Friday, January 4, 2013

Rib Roast and Rolls FTW

If your family runs out the same tired holiday trash every year...turkey and dressing...ham and mashed potatoes....cocaine and waffles...and you are sick of that crap...well this post is for you.

A rib roast is the perfect holiday change up and it's sure as shitzle to please.  Throw in some homemade rolls and you'll be erupting at your dinner table.  With mouth joy.  That is the overflowing joy inside your mouth.

The rib roast is super simple.  Buy one fresh at your local grocery when they go on sale, generally for about $5.99 a pound.  Should run you in between $35 and $45 for one that can feed a family of 4-5.  
( Yeah there's two of them.  We're fatties )

Set it out on the counter a few hours prior to cooking so that it reaches room temperature. Preheat the oven to 450 degrees.  Then slap on a healthy dose of sea salt and course ground black pepper. 

( That's just the salt. Add the pepper too. I was a few beers in at this point )

Put a sheet of aluminum foil down on a baking pan and set the roast on top.  This will capture the meat drippings and you can make au jois if you like.  Put it in the oven at 450 degrees for about 25 minutes and then reduce the heat to 325 degrees. For a mix of medium rare to medium well throughout the roast, you are looking for a center temperature of around 140 degrees, which should be reached after another hour and a half of cooking after reducing the temperature.  If you like your meat more "done" then you should cook an additional 15-20 minutes. Let it sit for 10 minutes once it's out of the oven before slicing.  


Your first slice should be along the bones to remove them. 

Rub some horseradish on that bastard and get to eating.  If straight horseradish is too strong, cut it with some sour cream.

The sweet yeast rolls are a little more effort...but they are so good you could skip the rib roast and eat these shits by themselves. They do take a lot of prep, a lot of waiting and a lot of "working"  but they are so worth it.  I wouldn't recommend trying them for the first time while making a holiday meal...practice first.

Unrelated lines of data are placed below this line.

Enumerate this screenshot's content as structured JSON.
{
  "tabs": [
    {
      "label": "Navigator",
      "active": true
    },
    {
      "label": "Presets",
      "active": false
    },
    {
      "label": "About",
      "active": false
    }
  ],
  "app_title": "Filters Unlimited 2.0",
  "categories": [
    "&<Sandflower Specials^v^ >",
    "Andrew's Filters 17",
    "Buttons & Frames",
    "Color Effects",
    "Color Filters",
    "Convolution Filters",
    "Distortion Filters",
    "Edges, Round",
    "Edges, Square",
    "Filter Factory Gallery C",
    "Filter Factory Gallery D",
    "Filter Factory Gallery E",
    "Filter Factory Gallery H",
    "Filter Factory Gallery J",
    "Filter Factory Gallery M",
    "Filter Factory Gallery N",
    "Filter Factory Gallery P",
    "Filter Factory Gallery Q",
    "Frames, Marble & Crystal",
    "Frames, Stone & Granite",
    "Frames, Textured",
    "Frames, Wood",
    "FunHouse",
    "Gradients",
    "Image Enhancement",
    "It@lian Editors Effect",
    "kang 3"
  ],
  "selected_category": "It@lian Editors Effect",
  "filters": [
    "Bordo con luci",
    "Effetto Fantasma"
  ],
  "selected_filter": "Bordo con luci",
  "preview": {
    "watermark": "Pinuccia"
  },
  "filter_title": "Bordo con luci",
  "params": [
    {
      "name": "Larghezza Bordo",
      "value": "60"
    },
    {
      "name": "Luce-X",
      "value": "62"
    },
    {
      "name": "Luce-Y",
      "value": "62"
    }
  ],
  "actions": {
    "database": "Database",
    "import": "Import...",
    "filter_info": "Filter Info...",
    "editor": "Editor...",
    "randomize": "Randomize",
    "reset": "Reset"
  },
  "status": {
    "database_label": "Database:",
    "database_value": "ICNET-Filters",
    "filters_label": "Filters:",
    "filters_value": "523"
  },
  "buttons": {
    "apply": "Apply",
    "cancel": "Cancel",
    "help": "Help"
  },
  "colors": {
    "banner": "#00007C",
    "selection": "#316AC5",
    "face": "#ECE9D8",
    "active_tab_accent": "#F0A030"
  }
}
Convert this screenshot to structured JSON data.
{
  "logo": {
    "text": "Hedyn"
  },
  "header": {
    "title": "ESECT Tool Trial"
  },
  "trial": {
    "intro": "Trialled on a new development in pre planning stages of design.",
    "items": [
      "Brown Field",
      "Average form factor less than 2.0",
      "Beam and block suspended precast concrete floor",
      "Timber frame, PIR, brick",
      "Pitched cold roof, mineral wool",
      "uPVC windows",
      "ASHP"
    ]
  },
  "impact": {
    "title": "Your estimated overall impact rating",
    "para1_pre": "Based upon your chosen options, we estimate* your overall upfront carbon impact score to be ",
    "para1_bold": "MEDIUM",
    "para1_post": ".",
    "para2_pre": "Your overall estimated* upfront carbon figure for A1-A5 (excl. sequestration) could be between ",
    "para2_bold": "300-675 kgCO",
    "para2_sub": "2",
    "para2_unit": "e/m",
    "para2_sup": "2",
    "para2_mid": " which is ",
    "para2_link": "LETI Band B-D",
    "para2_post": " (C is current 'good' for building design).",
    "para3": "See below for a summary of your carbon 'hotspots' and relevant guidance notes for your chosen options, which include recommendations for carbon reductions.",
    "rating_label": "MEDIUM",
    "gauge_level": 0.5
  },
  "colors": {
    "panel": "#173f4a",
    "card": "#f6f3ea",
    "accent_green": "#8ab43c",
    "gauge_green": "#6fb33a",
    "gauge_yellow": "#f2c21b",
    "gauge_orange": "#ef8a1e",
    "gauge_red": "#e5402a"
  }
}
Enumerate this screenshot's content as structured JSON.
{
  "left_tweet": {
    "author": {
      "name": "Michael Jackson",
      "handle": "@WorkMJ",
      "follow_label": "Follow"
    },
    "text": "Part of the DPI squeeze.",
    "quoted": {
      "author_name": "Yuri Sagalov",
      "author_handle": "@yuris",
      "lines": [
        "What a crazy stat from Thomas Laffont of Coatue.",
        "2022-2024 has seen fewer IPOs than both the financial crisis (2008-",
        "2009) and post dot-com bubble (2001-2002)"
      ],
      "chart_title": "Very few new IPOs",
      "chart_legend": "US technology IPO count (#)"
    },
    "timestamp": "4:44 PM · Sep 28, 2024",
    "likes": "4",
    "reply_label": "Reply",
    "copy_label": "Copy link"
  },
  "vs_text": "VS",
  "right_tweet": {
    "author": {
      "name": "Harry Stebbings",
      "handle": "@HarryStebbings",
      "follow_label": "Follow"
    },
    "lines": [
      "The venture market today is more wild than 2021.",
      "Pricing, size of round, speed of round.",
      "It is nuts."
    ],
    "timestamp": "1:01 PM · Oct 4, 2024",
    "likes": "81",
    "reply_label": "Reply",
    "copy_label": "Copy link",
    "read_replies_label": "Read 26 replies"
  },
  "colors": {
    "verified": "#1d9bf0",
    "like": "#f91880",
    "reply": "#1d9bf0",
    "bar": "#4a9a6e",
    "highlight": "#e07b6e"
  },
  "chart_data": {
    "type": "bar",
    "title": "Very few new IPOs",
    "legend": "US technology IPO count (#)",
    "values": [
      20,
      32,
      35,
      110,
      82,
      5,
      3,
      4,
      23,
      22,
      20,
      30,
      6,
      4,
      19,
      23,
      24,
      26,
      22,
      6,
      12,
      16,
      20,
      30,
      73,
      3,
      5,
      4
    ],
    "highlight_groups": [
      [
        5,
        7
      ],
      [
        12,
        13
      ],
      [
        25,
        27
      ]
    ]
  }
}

Here is the recipe. It's Paul Prudhomme's.  And thanks to the Moms for being my hand model.  And doing all the work.


About 7 cups all-purpose flour, in all
6 Tbsp sugar, in all
1-1/4 tsp salt
2-1/2 packages dry rapid rise yeast 
2-1/4 cups hot water (105-115 deg F)
1/4 cup vegetable oil
1 Tbsp unsalted butter, melted

I took a lot of pictures because this really is a big undertaking for someone with absolutely no experience in the matters of bread making...maybe the additional visuals will give you the confidence to give it a shot.  Or maybe you'll just untwist your loaf of Wonder, bite into it, and sob softly to yourself as it sticks to the roof of your mouth.  

In a large bowl, mix 6 cups of the flour, 5 tbsp of the sugar and the salt. 

In a separate bowl, combine the yeast and the remaining 1 tbsp of the sugar with the hot water. 

Let sit 5-10 minutes,  stir until yeast granules thoroughly dissolve. 

Add the oil to the liquid mixture.

Add half of liquid mixture to flour and mix with your hands to moisten the flour as much as possible. 

Add the remainder of liquid mixture to dough and mix until the flour is thoroughly incorporated.

Turn onto a lightly floured surface and knead by hand until smooth and elastic to the touch, about 10 minutes.  

Gradually add 1/2 to 1 cup of additional flour (add only enough to keep dough from sticking). 

Place in a large greased bowl and then invert dough so top is greased; cover with a dry towel and let stand in a warm place (90-100 deg F) until doubled in size, about 1 hour. 

During the summer you can place it near a window...during winter you should probably preheat the oven to two hundred, turn off the oven, wait a few minutes, then put the bowl in the oven and close the door.  

Grease a large baking pan or casserole dish with veg oil.  

Punch down dough. 

Form rolls by pinching off small portions of the dough and rolling them into small balls a little larger than a golf ball.  

Don't roll the dough between your palms, rather fold the ball over itself three to four times then dip it into the pan face down to grease that side, then bottom down in rows.  

Once you've made all of the rolls, cover and let rise for another 35 minutes or so until they have doubled in size again. Then bake at 325 until lightly browned 35-45 minutes. Brush tops with melted butter 5-10 minutes before done and return to oven. 

I'm a terrible blogger and got too drunk to photograph the last couple of steps.  But you can get an idea of what it was like from the plate I subsequently demolished. Trust me...worth ever bit of the effort!